La lezione più importante è stata capire e riscoprire che il confine è sempre il corpo dell’altro. Un confine che sfuma nel mio e che riconosco come parte del mio in quanto esattamente come il mio (a prescindere dal colore della pelle o dal fatto che si abbiano quattro zampe o due o che sia ricoperto di peli, di piume o di scaglie)  e che sempre e solo dovrebbe essere percorso da carezze di gentilezza e mai da violazioni e dominio. 
Forse, l’unica maniera per interrompere questa violazione e queste continue pratiche di violenza che avvengono ai danni di una moltitudine inimmaginabile (tutta quella moltitudine che abita i piani bassi e gli scantinati del grattacielo del potere, per citare la metafora di Horkheimer) è riappropriarci allora del valore immenso del nostro corpo, farne terreno e strumento di lotta e quindi usarlo per dare voce a tutti coloro che sono stati messi a tacere; ma anche, riconoscerci corpi tra corpi, arrivare a sentire che siamo tutti nient’altro che corpi animali destinati presto a perire. Riconoscerci nella fragilità del maiale che sui camion della morte va a morire (come abbiamo potuto vedere nei video girati durante i presidi NOmattatoio, presentati a fine serata), così come nella testimonianza di un corpo, come quello di Alfredo, che non teme di esporsi nudo tra gli altri e che proprio in questa disarmante vulnerabilità ritrova la forza di essere intrecciato agli altri.

domenica 2 ottobre 2016

Come si combatte l'ansia del fare? Facendo.

A volte stare a preoccuparsi troppo del come fa perdere di vista l'obiettivo o la cosa in sé. 
Non mi riferisco qui soltanto alla liberazione animale, ma a ogni nostro progetto, azione o proposito della vita di ogni giorno.
Oggi pomeriggio, per dire, volevo andare a correre. Però subito mi sono venuti in mente tutti gli ostacoli possibili: pioverà, non pioverà, farà freddo, farò tardi, ci sarà confusione e via dicendo. A un certo punto mi sono resa conto che il tempo stava passando e anziché attivarmi per fare quello che volevo realmente fare - andare a correre - lo stavo sprecando in timori e supposizioni varie. Così ho fatto una cosa molto semplice: ho visualizzato l'atto in sé del correre, ho infilato le scarpe e sono uscita.
Ora, questo è un esempio molto piccolo e anche banale, se vogliamo, però contiene in sé una grande piccola verità.
Se vuoi fare qualcosa: falla.
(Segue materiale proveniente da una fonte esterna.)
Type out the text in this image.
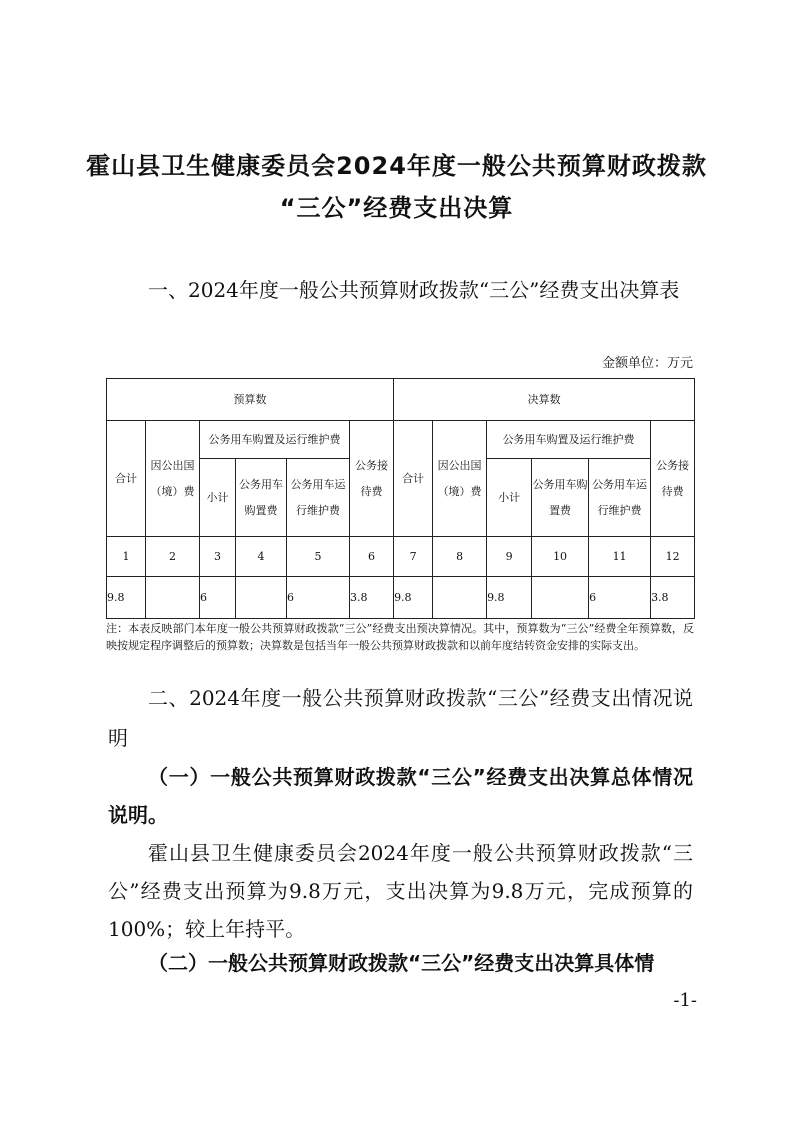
霍山县卫生健康委员会2024年度一般公共预算财政拨款
“三公”经费支出决算
一、2024年度一般公共预算财政拨款“三公”经费支出决算表
金额单位：万元
预算数						决算数					
合计	因公出国（境）费	公务用车购置及运行维护费			公务接待费	合计	因公出国（境）费	公务用车购置及运行维护费			公务接待费
		小计	公务用车购置费	公务用车运行维护费				小计	公务用车购置费	公务用车运行维护费	
1	2	3	4	5	6	7	8	9	10	11	12
9.8		6		6	3.8	9.8		9.8		6	3.8
注：本表反映部门本年度一般公共预算财政拨款“三公”经费支出预决算情况。其中，预算数为“三公”经费全年预算数，反映按规定程序调整后的预算数；决算数是包括当年一般公共预算财政拨款和以前年度结转资金安排的实际支出。
二、2024年度一般公共预算财政拨款“三公”经费支出情况说明
（一）一般公共预算财政拨款“三公”经费支出决算总体情况说明。
霍山县卫生健康委员会2024年度一般公共预算财政拨款“三公”经费支出预算为9.8万元，支出决算为9.8万元，完成预算的100%；较上年持平。
（二）一般公共预算财政拨款“三公”经费支出决算具体情
-1-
Inizia a farla. Non importa come, non importa gli ostacoli che si presenteranno, intanto inizia a fare, prova a fare, che è già fare e tutto il resto si risolverà man mano.
E per iniziare l'importante è non perdere di vista l'obiettivo della cosa in sé. Bisogna visualizzarlo. Sentirlo. E far scivolare tutto il resto sullo sfondo, lasciare che ogni preoccupazione, ansia o supposizione rimangano così sfocate da non sopraffare più la cosa in sé.